After eight hours and 18 minutes, 57-year-old Dave Van Mouwerik of San Luis Obispo emerged from the sea and was greeted by a cheering crowd after becoming the first person on record to swim across Estero Bay.
Wearing only a Speedo, a bright yellow swim cap and a pair of goggles — his leathery skin flushed red from the cold water — Van Mouwerik stumbled onto shore, his legs exhausted after his marathon 14.4-mile swim.
“I’m profoundly relieved that it’s over, it was a pretty good swim,” Van Mouwerik said. “I trained a lot for it and I had a great crew. Both my boys were there.”
The journey began at 6:27 a.m. Sunday morning at China Harbor, north of Cayucos, and ended at 2:45 p.m. at Spooner’s Cove at Montaña Oro.
Van Mouwerik was followed by The Bonnie Marietta, which navigated the swim; the boat is owned and piloted by Mark Tognazzini, owner of Morro Bay’s Tognazzini’s Dockside restaurant.
There was a support crew of five on the boat, including Van Mouwerik’s sons Kyle, 24, and Adam, 21, as well as an observer from the Marathon Swimmers Federation who documented the swim and ensured that it was accomplished according to international marathon swim rules.
Van Mouwerik’s crew paralleled him on a paddleboard for direction. He ate thickened sports drink goo, and drank sports drink every half-hour, the bottles of food and drink were attached together with a rope and thrown out to him in the ocean.
Conditions during the swim were good; the water was mostly calm despite slight choppiness in the middle and pockets of very cold water. The crew experienced a few dolphin sightings, a whale and lots of jellyfish.
Van Mouwerik said that the first few hours of a swim tend to fly by quickly, and the second half can drag.
“When you get out into the ocean, it’s a solo event,” Van Mouwerik said. “It’s an adventure.”
Van Mouwerik came into swimming later in life.
“You go through life not really knowing what you want to do. Then I found this passion,” he said. “Something got into me.”
Van Mouwerik, a swimmer for 34 years, has previously completed four marathon swims, three in California and one in Sweden.
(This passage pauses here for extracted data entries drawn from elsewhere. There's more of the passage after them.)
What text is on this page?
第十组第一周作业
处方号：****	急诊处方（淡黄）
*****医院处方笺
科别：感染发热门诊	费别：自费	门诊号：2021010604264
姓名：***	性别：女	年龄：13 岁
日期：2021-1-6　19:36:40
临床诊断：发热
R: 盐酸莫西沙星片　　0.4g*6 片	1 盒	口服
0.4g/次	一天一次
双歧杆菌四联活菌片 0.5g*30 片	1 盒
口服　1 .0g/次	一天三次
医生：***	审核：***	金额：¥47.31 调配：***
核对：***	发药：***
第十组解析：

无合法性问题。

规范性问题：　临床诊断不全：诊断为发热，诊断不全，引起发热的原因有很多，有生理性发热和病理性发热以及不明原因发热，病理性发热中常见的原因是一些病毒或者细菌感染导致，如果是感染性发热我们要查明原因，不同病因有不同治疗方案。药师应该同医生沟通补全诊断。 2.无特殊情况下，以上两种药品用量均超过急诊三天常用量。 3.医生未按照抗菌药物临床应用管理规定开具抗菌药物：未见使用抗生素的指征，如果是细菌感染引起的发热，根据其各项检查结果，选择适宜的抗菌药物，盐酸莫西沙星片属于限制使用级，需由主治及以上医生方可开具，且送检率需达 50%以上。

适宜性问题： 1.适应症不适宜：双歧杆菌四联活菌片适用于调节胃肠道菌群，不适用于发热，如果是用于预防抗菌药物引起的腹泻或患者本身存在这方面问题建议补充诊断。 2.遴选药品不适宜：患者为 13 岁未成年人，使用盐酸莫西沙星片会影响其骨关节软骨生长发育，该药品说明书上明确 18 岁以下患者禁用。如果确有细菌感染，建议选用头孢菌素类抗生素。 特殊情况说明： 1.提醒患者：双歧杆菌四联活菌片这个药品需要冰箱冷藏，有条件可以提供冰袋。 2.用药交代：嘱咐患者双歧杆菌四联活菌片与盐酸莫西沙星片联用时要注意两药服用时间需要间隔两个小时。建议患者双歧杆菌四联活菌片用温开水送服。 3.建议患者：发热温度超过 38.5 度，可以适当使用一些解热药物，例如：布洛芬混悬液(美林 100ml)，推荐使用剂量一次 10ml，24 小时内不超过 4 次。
His longest swim was 21.3 miles, crossing Lake Tahoe from the south to the north.
Two years ago, Van Mouwerik stopped swimming when his son Kyle was stricken with a life threatening illness; he viewed Sunday’s swim as “a marker of my reawakening to swimming, after a long hibernation.” Van Mouwerik’s son has since mostly recovered.
Van Mouwerik said he’s been training for roughly a year at local gyms, Sinsheimer Pool and in the ocean at Avila Beach. To prepare for the swim, he went to bed about 8 p.m. the night before after eating a meal of pasta for the carbohydrates.
Van Mouwerik is planning a freshwater swim in May in Arizona; he’s relieved he won’t have to worry about marine life.
“We’ve been trying for a long time to live up to him, and at this point we’ve just given up,” joked his son Kyle Van Mouwerik.